A few thoughts on software quality which seems to be a topic coming up more frequently these days. The first I'm throwing out there is software quality can be a fairly complex topic so a simple blog post is not going to attempt to do it justice. The next thought is software quality means different things to different businesses or organizations. The expectations of the space shuttle crew of their software is different from the folks who need an internal web page to track office supplies. Although it may seem like the folks who need the web page are in fact launching a space shuttle, that is not the case and the same rigor cannot and should not be applied.

Two areas in particular that I'm ranting a bit about are SOA and Agile(as in the development methodology). I read this post over at CIO.com on the issues that SOA and Agile bring out when it comes to software quality. I'm going to answer the question it's posing up front - no SOA and Agile do not lead to crappy business agility. I think most would agree that have had successful practices established around SOA or used the Agile development methodology correctly that the end result are more agile applications.

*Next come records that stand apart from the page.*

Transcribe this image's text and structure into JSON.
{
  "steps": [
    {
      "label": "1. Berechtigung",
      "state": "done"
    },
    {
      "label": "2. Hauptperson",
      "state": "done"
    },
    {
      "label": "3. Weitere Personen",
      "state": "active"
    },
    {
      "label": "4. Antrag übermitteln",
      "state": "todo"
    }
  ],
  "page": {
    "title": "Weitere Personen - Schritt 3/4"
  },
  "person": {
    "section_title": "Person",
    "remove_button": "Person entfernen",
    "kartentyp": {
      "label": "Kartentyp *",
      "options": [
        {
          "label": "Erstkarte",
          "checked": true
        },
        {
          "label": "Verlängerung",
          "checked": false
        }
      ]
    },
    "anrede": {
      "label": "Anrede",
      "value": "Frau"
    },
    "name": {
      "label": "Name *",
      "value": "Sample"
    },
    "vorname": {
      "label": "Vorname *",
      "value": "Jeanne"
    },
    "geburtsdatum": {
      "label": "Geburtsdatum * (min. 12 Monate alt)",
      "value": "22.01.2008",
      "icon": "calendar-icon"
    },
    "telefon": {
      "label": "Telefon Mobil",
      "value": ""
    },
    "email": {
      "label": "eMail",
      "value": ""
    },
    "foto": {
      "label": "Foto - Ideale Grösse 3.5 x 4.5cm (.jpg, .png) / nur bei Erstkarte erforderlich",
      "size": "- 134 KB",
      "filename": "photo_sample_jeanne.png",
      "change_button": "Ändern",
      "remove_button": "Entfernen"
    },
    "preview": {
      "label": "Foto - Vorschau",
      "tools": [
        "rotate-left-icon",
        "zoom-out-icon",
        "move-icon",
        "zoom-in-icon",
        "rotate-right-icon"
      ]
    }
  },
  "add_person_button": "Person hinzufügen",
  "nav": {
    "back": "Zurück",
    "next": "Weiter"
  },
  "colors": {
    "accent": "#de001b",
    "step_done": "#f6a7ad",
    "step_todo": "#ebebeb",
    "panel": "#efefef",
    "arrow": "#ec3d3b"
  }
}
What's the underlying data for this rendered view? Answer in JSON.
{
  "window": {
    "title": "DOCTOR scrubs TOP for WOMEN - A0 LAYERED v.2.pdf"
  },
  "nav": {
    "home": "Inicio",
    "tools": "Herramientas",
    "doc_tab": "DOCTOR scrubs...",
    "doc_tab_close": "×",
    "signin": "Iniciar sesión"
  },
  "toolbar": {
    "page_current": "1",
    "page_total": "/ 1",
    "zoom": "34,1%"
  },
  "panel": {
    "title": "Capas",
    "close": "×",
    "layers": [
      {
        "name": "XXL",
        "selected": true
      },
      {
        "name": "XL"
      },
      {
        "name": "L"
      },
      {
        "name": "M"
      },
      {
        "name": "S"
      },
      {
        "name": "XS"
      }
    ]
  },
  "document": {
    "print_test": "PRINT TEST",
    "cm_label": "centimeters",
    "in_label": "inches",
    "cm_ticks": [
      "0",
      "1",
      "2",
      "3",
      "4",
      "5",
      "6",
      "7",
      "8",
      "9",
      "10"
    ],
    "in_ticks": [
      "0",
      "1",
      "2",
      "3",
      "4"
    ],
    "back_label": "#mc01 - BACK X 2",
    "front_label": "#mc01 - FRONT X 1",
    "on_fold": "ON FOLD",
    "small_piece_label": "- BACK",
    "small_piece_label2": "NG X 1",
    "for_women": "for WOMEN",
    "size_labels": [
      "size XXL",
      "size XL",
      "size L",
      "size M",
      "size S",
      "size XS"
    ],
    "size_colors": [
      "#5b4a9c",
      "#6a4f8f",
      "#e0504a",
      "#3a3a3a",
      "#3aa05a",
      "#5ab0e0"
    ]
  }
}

Organizations that skimmed the service of SOA or Agile could have implemented complete disasters for software. Does that make SOA or Agile the culprit? I think not and in fact I think those same organizations would struggle within any architecture or methodology. SOA and Agile don't shed the traditional principals of good software development practices, they simply enhance them to insure business needs are met in a timely manner. Like any architecture or development methodology if implemented incorrectly SOA or Agile can lead to bad results. If you have any thoughts on why SOA or Agile in particular lead to poor quality software, I'm all ears.

4 comments:

Unknown said...

I am currently working on one such large engagement. The successful model must emphasize the need for some amount of upfront analysis that would result in quality services. Often times, time pressures to deliver can result in unusable and not reusable services. Agreed that this is mitigated by proper sprint planning and other good program management practices. However reality tells that thy is not often the case.

Unknown said...

No SOA, WOA, Agile, RUP, you name the arch style or dev methodology are not the reasons for poor business system agility and poor software quality.

The reasons are myriad and stem mainly from the fact that we do not do a good job of, as @VP said, to spend a little time upfront to do the "complex-thinking" about the business operating model, what is the logical way to modularize our business capabilities and organize our applications and their interactions. And where in the application do we need to enable flex points because these items are more volatile from a change perspective than others.

So by trading off this upfront "complex thinking" we bolt things here and there and stand up this new module here and there and hook it across unexpectedly to another module and before you know it things start to break in unusual places and then we need to support this new business capability requirement which is partly supported here, partly over there.

I know I am preaching to the choir, but how an organization applies architecture, SDLC and project management is the ultimate drive, in my experience, of good or poor software quality.

Mark Griffin said...

Good comments, I think we are seeing similar things. The application of architecture and development methodologies is usually the culprit versus the actual architecture or methodology.